Within mammals, the mitogen-activated protein kinase (MAPK) signaling pathway, encompassing extracellular regulated protein kinases (ERK), cJun N-terminal kinase (JNK), and p38 MAPK signaling cascades, assumes a pivotal role in diverse cellular processes, including cell growth, proliferation, autophagy, and apoptosis [23]. Previous studies have shown that proper regulation of the MAPK signaling pathway has positive significance for treating PD models [24,25]. Similarly, the PI3K/AKT signaling pathway plays an indispensable role in signal transduction and biological activities such as cell growth, death, self-digestion, metabolism, and transformation [26]. Numerous studies have demonstrated the significant involvement of the PI3K/AKT signaling pathway in models of PD [27,28]. Cordycepin mitigates inflammation and apoptosis induced by palmitate in vascular endothelial cells through the PI3K/AKT/eNOS signaling pathway [29]. Autophagy, a cellular process aimed at disassembling cells by eliminating damaged proteins and organelles, has significantly contributed to the understanding of the development of PD [30]. The mTOR signaling pathway stands out as a prominently characterized regulatory pathway in autophagy, influenced by various signaling pathways. Among these, the PI3K/AKT/mTOR pathway assumes a paramount role, contributing significantly to signal transduction and pivotal biological processes, including proliferation, apoptosis, metabolism, and angiogenesis [31,32]. The PI3K/AKT/mTOR pathway exhibits the capability to interact with various pathways, including MAPK, AMPK, JNK, and Ras [33,34]. Zearalenone triggers apoptosis and promotes cytoprotective autophagy in chicken granulosa cells through the PI3K/AKT/mTOR and MAPK signaling pathways [35]. Furthermore, within microglia, the inhibition of autophagy exacerbates dopaminergic neuron degeneration, resulting in heightened neuroinflammation in the striatum and substantia nigra [36,37]. Cordycepin slows the progression of PD by inhibiting the production of inflammatory factors in activated microglia [17]. Nevertheless, the neuroprotective effects of cordycepin in PD, especially the regulation of autophagy through signaling pathways such as PI3K/AKT/mTOR and MAPK, remain uncertain, and the involvement of microglial autophagy in this process remains unclear.

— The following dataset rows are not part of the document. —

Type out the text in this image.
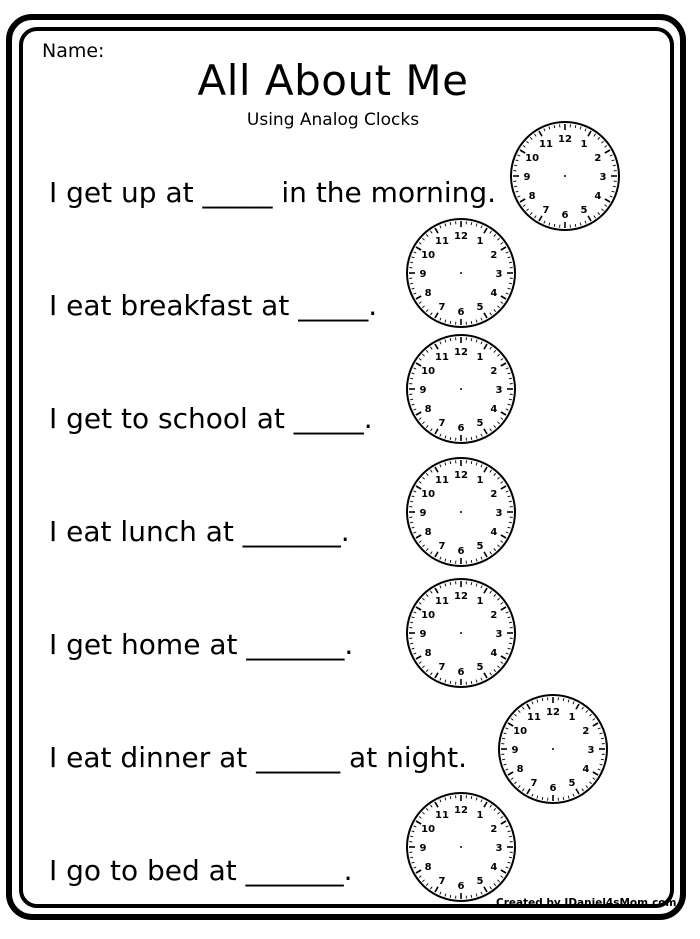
Name:
All About Me
Using Analog Clocks
I get up at _____ in the morning.
I eat breakfast at _____.
I get to school at _____.
I eat lunch at _______.
I get home at _______.
I eat dinner at ______ at night.
I go to bed at _______.
12 1
2
3
4
5
6
7
8
9
10
11
12 1
2
3
4
5
6
7
8
9
10
11
12 1
2
3
4
5
6
7
8
9
10
11
12 1
2
3
4
5
6
7
8
9
10
11
12 1
2
3
4
5
6
7
8
9
10
11
12 1
2
3
4
5
6
7
8
9
10
11
12 1
2
3
4
5
6
7
8
9
10
11
Created by JDaniel4sMom.com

In the present study, we utilized an MPTP-induced experimental mouse model to thoroughly investigate the diverse molecular mechanisms underlying the neuroprotective effects of cordycepin in PD. Consequently, we explored the effects of cordycepin on motor and non motor dysfunction, protection of dopaminergic neurons, and inhibition of neuroinflammation. Additionally, proteomics and phosphoproteomics were employed to comprehensively investigate molecular interactions and regulatory networks in vivo. Finally, the BV2 cell model was constructed using MPP+, and the possibility of molecular mechanism was verified by in vitro and in vivo experiments. In summary, the objective of this study is to explore molecular-level mechanisms, offering novel insights into the pathogenesis of PD and presenting fresh molecular perspectives on the neuroprotective role of cordycepin in PD.